軽くなった体を捻って後ろを振り向けば、女性が道路に座り込んでいた。
一度だけ、目が合う。
その直後。
「おうちに帰るうぅぅ!」
号泣。人目も憚らず、いや、深夜の駅前にそれほど人目がある訳でもないが、それでも彼女は声をあげて泣き出した。
「ああ、一番面倒なタイプだ」
彼は頭を抱える。この状況を第三者が見ればどうなるか。怪しまれるのは、自分の方だ。幸い、深夜の駅前に人影はない。彼はしぶしぶ女性の手を取り、酔っ払いを穏便にこの場から連れ去らざるを得ない事実を突きつけられて溜息をついた。
彼女を立ち上がらせようと脇に手を入れ、体を持ち上げる。ふと相手の顔を覗き見れば、どことなく熱っぽい目をしている。
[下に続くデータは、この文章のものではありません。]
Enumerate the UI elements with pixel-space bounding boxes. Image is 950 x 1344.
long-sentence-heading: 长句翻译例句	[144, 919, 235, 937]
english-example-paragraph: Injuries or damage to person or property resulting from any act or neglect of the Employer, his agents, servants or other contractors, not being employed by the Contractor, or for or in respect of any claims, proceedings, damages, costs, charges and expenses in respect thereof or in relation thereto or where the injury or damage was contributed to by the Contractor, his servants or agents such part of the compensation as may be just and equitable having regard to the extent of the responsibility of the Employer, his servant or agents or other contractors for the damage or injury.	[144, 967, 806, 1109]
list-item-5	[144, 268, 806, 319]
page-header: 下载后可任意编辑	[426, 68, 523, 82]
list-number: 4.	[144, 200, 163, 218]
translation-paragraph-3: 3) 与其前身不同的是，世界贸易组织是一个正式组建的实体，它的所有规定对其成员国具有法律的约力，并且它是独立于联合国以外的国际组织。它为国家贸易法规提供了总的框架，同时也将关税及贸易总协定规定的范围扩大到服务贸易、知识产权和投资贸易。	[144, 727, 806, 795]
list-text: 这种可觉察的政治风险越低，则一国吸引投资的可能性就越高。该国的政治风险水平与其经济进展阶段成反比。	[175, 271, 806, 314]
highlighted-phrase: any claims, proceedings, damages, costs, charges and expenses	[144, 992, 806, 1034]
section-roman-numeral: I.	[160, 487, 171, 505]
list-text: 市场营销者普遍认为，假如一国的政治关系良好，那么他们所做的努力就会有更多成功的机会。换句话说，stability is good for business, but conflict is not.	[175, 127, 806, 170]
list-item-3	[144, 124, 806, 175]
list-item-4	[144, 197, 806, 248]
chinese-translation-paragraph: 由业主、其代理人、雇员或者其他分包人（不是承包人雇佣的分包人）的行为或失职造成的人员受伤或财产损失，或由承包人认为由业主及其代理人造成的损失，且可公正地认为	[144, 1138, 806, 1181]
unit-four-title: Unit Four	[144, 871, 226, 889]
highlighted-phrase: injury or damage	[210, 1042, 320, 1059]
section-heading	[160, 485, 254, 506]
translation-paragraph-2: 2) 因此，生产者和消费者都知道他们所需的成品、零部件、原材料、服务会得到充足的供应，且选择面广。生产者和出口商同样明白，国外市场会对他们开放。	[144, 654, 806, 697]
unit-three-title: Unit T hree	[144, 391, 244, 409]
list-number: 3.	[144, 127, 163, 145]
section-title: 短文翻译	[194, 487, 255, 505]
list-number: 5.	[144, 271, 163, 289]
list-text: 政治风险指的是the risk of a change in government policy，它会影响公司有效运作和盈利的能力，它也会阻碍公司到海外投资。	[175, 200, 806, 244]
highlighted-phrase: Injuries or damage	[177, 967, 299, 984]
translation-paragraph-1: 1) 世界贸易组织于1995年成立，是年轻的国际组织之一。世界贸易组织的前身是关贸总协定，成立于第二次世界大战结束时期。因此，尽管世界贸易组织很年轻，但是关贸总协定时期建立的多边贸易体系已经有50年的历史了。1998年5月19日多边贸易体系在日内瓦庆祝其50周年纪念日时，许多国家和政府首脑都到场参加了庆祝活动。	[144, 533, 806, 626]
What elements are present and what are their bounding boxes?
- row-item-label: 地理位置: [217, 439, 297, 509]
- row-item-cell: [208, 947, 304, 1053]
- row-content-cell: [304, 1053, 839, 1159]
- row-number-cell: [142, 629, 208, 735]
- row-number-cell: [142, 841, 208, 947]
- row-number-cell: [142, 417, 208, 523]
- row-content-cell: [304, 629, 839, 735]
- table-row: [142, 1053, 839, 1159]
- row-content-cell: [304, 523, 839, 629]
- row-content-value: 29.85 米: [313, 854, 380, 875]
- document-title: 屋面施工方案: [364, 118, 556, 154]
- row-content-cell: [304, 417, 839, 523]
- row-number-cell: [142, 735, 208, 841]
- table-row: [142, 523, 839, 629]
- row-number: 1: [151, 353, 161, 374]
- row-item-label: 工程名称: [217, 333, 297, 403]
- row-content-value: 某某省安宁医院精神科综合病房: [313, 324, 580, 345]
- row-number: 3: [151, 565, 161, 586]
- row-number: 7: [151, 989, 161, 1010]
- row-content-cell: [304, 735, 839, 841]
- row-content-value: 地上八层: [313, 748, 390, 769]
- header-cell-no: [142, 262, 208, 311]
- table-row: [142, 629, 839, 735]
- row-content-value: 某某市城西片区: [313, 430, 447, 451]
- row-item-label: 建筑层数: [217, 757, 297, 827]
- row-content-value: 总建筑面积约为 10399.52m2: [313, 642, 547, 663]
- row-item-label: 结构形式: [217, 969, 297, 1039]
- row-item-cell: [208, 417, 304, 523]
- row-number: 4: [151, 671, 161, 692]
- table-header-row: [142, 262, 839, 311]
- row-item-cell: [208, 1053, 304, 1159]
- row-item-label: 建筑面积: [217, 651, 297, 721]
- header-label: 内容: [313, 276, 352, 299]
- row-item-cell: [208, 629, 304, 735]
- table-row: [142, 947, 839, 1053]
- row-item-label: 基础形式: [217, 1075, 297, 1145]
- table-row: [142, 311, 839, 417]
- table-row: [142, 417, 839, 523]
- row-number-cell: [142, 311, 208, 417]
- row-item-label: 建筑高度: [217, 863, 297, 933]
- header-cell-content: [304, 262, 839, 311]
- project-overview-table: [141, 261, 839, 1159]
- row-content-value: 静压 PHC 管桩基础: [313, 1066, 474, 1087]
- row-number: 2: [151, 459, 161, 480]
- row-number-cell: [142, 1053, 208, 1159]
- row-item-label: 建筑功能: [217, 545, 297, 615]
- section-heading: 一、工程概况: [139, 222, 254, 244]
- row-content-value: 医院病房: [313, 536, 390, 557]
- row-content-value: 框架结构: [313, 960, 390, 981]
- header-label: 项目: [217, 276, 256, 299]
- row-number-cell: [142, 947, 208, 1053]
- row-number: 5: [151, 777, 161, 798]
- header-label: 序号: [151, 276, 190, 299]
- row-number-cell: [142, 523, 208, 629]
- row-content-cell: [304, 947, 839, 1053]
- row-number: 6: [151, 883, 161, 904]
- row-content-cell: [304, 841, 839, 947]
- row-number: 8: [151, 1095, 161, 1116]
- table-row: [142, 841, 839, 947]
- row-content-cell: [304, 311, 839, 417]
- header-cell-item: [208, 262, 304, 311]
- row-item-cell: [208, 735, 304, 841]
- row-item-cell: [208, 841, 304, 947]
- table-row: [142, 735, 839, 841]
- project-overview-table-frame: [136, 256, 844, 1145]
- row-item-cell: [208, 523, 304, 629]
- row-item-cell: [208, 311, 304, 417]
そしてすうっと透けるような白い頬に、男子大学生は焦りを覚えた。決してそれは甘美な雰囲気を纏ったものではないことを、彼は自身のバイト経験でもって良く知っていた。
「やっべ」
即座に持っていたコンビニの袋を、女性の口元へと持っていく。間一髪とでもいうように、袋の中には吐瀉物が撒かれ、酒気と共に臭気が二人の間に漂う。
「ああ、俺のピザまんがゲロ浸しに……」
とっさのことだったので、袋から商品を取り出す時間は無かった。今しがた買ってきたばかりの暖かなピザまんは、彼の胃袋を暖めることは叶わず、彼女の胃から飛び出してきたアレコレをほんのりと温めていた。
ひとしきり吐き終えたとみて、彼は無駄のない動きで袋を縛る。視界にある自販機で水を購入し、なおも苦しそうにしている女性にキャップを開けてそれを差し出した。
「うぁ、ありがとうございまふ、佐藤さん」
「誰だよ次は。サトウでもシンヤでもないっての」
肩を貸し、半ば引きずるようにして女性を支えながら歩く夜道は、少しの距離でもやけに長く感じるものだ。途中の公園を横切った時に、縛ったコンビニ袋は捨てておいた。自分より頭一つ分低い女性をよたよたと運ぶのはそれなりに体力を使う。「次はみぎ」「まっすぐー」「あれ、どっちだったかなぁ」などと信頼の置けないナビを頼りに女性と連れ立って歩いていけば、どうにも良く知った道順を辿っているらしいことに、男子大学生は気が付いた。
「……まさか、なあ」
そのまさかは、的中してほしくない時ほど的中してしまうものだ。ドラマの始まりというものは、おおかた予期せぬところからはじまるものであり、また往々にして危機的状況から生まれ出るものでもある。
女性が「うわーい、おうちだー」と朗らかに宣言したマンションは、まさに彼自らが良く知っているものだった。
ぽつりと一言、男子学生が呟く。
「まさかだったよオイ……早く帰るか……」
建物のエントランスで女性が自動ドアを開けるためにカバンをごそごそ探っている。男子学生は思わず周囲を見回し、一つ緊迫の息を吐いた。
「はい、もう家に着いたから大丈夫っすね」
そそくさと場を離れ、エントランスから出ようとする彼の背後で、鋭く声が響く。
「ちょっと宗介ッ! 誰よその女ッ」
男子大学生――宗介は肩をびくりと震わせる。よぎった最悪の予感が見事に的中してしまった。
おそるおそる後ろを振り向けば、目を吊り上げたくせ毛の女性が、彼に向けて鋭い視線を向けていた。